Is an immoral promise a paradox or a contradiction?

Have you ever made an “immoral promise,” i.e. have you ever promised to do something wrongful, like tell a lie or steal? (By the way, how does one decide when something is wrongful?) Is such a promise even logically possible; specifically, is an immoral promise a paradox or a contradiction? Here is an excerpt from our work in progress “Immoral Promises“:

… when the promisor makes an immoral promise, is the promisor under a moral obligation to keep his word? From a logical perspective, there are four possibilities: I. No: no promises are morally binding. II. No: only moral promises are morally binding. III. Yes: all promises, even illegal ones, are morally binding. IV. Yes: only illegal/immoral promises are morally binding.

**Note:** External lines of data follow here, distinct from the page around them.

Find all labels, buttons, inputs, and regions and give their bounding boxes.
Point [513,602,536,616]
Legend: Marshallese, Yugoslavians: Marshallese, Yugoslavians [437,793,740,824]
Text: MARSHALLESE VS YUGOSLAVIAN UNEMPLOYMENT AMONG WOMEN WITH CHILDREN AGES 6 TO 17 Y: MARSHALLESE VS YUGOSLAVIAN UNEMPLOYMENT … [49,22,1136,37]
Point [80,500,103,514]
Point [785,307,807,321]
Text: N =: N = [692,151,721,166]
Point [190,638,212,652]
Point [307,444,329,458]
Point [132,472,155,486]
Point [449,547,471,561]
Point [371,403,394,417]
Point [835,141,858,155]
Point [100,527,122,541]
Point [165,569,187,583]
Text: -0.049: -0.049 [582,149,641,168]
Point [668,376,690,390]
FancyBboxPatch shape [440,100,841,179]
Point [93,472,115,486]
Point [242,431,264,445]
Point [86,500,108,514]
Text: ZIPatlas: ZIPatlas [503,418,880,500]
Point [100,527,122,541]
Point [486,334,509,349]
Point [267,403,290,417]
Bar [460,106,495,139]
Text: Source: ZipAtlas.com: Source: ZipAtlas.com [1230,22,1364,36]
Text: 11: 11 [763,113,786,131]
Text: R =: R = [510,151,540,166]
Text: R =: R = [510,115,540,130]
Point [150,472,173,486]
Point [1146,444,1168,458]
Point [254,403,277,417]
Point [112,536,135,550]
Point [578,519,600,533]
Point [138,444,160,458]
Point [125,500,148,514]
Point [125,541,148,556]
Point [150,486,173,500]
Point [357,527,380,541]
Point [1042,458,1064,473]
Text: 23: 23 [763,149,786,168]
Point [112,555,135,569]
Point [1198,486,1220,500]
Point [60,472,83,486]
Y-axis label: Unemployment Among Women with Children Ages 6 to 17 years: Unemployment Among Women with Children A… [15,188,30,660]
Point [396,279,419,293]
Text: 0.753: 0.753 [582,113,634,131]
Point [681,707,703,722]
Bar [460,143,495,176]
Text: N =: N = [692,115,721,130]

We can safely ignore option IV, since it is not only paradoxical but also nonsensical. This leaves us options I, II, and III for consideration. Of these remaining logical possibilities, option II appears to be the one that is most likely to be true, but is it? For this option to be true we must have some reliable method of distinguishing between ‘good’ and ‘bad’ promises, moral and immoral ones.

This entry was posted in Ethics, Paradoxes, Philosophy, Questions Rarely Asked. Bookmark the permalink.

2 Responses to Is an immoral promise a paradox or a contradiction?

  1. Promises made by one member of a criminal enterprise to another member of said enterprise are taken very seriously and may be regarded by the participants as “moral” — recognizing that the “local” moral code differs from the global one. So I think one has to tread carefully here as to the defintiion of moral and immoral for the purposes of your paper. Also, one might consider that there is a third possibility beyond “paradox” and “contradiction” — simply “contractual”.

    It seems that the only paradox involved here is, “can you trust a liar to keep his word.” If you phrase this instead as, “can you trust an untrustworthy person to fulfill his side of the contract” then the answer is: maybe not — so the “solution” (so to speak) is to elevate the sanctions that apply if the contract is not fulfilled.

    An interesting point for your treatment might be, when does a “promise” become an “obligation”… i.e. what level of sanction (to apply if the “promise” is broken) turns a promise into something else? Is a promise *only* an honor-related concept? Or is there always a hidden “or else” involved?

    • These are excellent observations. I especially agree with your point about “local moral codes,” and (like Atiyah), I find the “high moral tone” of many theorists in this domain to be unhelpful.